Friday, February 13, 2015
Thomas Stiegler/Peter Ablinger - ANFANGEN (:AUFHÖREN) (Edition Wandelweiser)
A split disc with five compositions by Stiegler and two by Ablinger, each performed by some combination of violin (Sabine Akiko Ahrendt), cello (Jan-Filip Tupa) and clarinet (Diego Montes).
I think I'd only heard Stiegler's work before in conjunction with Hannes Seidl on their early Wandelweiser release, "das wetter in offenbach". Here, he evinces a rather playful approach, especially in the two "Treibut" (flotsam) pieces, 1/2 (2011) and II (2009); playful but with a nicely bitter edge. Both of them nod to a kind of minimalism. In the first a steady, slowish pulse from low, bowed cello and high, piercing clarinet serve as place marks around which a scampering, five-note violin sequence flits. The trio melts into a vague pool that only very gradually regains structure, congealing into different regular form; very enticing. The second flotsam begins with an almost march-like cadence, interrupted by brief, flowery puffs. It morphs into a delightful kind of round, slowly lengthening the notes, becoming dreamlike, soon ambulating through numerous permutations, many of them involving rhythmic variations played off more languid passages; very charming and wryly humorous in its acknowledgement of past forms. In the middle of the disc, two very short, pieces ("Gelbe Birne III", nos. 1 & 2), dramatic, forlorn snippets, bracket a gnarly nugget for solo clarinet, "eins, zwei, drei" (1992/93).

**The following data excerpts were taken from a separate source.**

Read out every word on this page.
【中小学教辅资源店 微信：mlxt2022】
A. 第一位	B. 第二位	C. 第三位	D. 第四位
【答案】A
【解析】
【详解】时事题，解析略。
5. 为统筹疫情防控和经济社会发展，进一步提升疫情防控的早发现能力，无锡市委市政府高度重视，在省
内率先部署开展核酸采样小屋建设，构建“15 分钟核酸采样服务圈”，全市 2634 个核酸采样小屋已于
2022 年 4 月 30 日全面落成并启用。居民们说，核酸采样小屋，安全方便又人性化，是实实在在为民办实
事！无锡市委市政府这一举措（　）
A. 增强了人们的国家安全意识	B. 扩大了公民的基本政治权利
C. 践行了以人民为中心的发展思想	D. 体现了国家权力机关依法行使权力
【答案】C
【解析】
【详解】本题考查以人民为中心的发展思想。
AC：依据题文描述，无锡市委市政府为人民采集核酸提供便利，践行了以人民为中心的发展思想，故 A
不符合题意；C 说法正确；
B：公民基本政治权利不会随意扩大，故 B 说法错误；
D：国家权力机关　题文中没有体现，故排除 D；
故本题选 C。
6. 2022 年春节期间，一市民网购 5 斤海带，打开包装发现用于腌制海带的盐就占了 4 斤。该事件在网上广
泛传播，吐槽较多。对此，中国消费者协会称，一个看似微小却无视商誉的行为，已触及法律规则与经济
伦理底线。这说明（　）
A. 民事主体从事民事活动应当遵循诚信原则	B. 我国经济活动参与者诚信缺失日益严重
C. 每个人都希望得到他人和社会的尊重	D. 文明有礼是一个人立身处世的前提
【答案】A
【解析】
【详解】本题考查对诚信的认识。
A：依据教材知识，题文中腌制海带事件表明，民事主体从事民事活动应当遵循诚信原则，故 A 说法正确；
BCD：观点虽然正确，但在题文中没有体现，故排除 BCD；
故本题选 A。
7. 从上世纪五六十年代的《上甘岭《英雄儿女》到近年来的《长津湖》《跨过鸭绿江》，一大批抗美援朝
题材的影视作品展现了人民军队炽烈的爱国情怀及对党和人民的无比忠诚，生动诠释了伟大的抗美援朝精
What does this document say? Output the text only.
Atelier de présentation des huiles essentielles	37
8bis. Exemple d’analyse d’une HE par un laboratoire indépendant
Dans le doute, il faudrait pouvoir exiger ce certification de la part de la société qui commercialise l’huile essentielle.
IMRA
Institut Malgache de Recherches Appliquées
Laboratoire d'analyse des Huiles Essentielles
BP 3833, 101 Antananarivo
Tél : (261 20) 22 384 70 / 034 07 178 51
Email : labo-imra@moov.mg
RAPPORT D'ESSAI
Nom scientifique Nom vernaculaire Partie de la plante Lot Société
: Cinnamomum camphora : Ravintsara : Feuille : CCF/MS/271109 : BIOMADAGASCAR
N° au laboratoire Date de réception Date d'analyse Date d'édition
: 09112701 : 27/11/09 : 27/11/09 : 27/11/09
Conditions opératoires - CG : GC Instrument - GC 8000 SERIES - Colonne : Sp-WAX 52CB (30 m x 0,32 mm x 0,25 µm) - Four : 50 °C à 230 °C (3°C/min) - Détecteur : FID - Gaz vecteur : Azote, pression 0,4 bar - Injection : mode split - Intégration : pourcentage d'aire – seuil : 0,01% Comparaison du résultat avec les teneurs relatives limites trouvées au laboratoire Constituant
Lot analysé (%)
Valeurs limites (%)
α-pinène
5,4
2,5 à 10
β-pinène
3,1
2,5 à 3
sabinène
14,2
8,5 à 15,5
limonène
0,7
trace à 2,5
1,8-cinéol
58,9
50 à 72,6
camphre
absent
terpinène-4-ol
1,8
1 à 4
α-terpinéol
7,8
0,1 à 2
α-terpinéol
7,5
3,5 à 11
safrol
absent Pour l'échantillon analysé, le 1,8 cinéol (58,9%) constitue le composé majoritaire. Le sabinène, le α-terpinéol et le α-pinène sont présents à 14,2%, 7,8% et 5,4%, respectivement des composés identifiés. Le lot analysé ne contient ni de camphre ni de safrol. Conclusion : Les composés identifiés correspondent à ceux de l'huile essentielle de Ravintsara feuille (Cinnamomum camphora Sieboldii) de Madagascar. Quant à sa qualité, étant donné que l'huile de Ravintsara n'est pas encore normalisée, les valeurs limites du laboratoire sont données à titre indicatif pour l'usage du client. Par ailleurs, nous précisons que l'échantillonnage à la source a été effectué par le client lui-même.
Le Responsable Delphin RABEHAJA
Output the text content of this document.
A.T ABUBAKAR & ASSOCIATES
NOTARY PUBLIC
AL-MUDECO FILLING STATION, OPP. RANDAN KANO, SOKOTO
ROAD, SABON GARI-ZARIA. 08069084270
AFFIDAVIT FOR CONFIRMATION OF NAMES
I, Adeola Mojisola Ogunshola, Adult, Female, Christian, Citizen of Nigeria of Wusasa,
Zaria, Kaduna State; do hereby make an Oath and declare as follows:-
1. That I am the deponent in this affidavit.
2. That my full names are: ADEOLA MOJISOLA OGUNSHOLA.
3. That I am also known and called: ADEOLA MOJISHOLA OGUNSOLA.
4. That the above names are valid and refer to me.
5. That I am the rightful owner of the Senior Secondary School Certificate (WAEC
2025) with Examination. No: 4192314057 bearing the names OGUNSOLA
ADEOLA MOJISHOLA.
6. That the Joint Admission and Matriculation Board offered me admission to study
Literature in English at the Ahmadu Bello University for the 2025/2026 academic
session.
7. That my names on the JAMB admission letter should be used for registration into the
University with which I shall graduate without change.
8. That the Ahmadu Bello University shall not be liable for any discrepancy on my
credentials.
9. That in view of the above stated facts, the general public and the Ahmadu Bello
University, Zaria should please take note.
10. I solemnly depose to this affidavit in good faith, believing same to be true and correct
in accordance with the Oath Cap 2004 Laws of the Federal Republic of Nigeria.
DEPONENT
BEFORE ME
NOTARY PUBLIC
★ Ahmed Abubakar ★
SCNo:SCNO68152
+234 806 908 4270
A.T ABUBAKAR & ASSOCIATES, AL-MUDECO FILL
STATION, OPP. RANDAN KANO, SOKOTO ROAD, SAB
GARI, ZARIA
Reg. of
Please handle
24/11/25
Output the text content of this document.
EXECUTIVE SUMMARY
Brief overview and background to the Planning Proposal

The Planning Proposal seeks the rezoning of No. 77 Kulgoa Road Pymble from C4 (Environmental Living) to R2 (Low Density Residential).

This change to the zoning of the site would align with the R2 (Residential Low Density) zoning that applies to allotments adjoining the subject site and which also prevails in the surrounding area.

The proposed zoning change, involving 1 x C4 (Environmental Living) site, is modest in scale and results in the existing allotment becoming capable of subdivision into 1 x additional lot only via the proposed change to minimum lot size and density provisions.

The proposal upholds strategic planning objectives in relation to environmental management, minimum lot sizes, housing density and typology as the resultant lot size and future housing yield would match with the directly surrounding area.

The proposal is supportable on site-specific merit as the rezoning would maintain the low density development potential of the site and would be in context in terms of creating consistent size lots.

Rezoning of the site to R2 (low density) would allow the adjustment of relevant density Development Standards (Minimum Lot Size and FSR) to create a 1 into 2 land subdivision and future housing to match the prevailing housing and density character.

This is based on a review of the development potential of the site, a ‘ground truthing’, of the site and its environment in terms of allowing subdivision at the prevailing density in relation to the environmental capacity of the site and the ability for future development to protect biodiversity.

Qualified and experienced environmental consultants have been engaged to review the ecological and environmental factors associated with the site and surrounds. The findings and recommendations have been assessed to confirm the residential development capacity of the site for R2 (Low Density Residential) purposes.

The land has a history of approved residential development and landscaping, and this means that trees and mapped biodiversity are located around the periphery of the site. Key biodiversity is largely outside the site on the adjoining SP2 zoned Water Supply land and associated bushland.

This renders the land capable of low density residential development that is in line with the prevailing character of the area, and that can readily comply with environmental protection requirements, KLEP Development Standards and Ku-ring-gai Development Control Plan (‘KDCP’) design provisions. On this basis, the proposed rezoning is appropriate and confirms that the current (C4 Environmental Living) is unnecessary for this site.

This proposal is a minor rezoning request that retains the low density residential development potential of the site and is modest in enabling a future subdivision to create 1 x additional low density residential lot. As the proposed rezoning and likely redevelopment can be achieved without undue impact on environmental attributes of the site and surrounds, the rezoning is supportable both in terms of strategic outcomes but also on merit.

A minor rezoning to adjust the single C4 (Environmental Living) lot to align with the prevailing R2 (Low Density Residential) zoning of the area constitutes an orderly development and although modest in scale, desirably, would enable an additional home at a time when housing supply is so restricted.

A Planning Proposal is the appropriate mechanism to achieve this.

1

Ablinger's "Amtsee bei Regen" (2008) strives for a kind of simplicity, "writing a note on the staff paper while listening to nature (to the rain)", and listened to in that manner, it seems to achieve this in a set of 24 sequences, some of them involving simple scales, overlapped and at different tempi. You get a general sense of overlays, say three transparent sheets on each of which only a handful of indications have been printed--very charming and oddly restful. "ANFANGEN (:AUFHÖREN)" [BEGIN (:CEASE] (1991), for violin in viola tuning, is something else again. The 23+ minute piece is based on the initial note, a fiercely bowed one that sounds somewhere between an aggressive car horn blast and one of those yelling goats that commonly circulated around the net last year. It's harsh and disturbing and it repeats, relentlessly at first, modulating in degrees of skronkiness and (slightly) pace, gradually allowing in softer asides and space, much of it more or less consisting of the same note (sometimes I found myself thinking of it as an astringent, solo violin version of Rhys Chatham's "Guitar Trio"). The initial assault resurfaces periodically, the pitch shifted slightly, braying its existence into a space where quieter scrabblings also attempt to live. It's a bracing, challenging work, fiercely performed by Ahrendt.
The set as a whole is balanced between the overtly and subtly challenging; even int he apparent lulls, there's much to learn, much that's more difficult and rewarding than might be initially perceived. A good, tough set of music.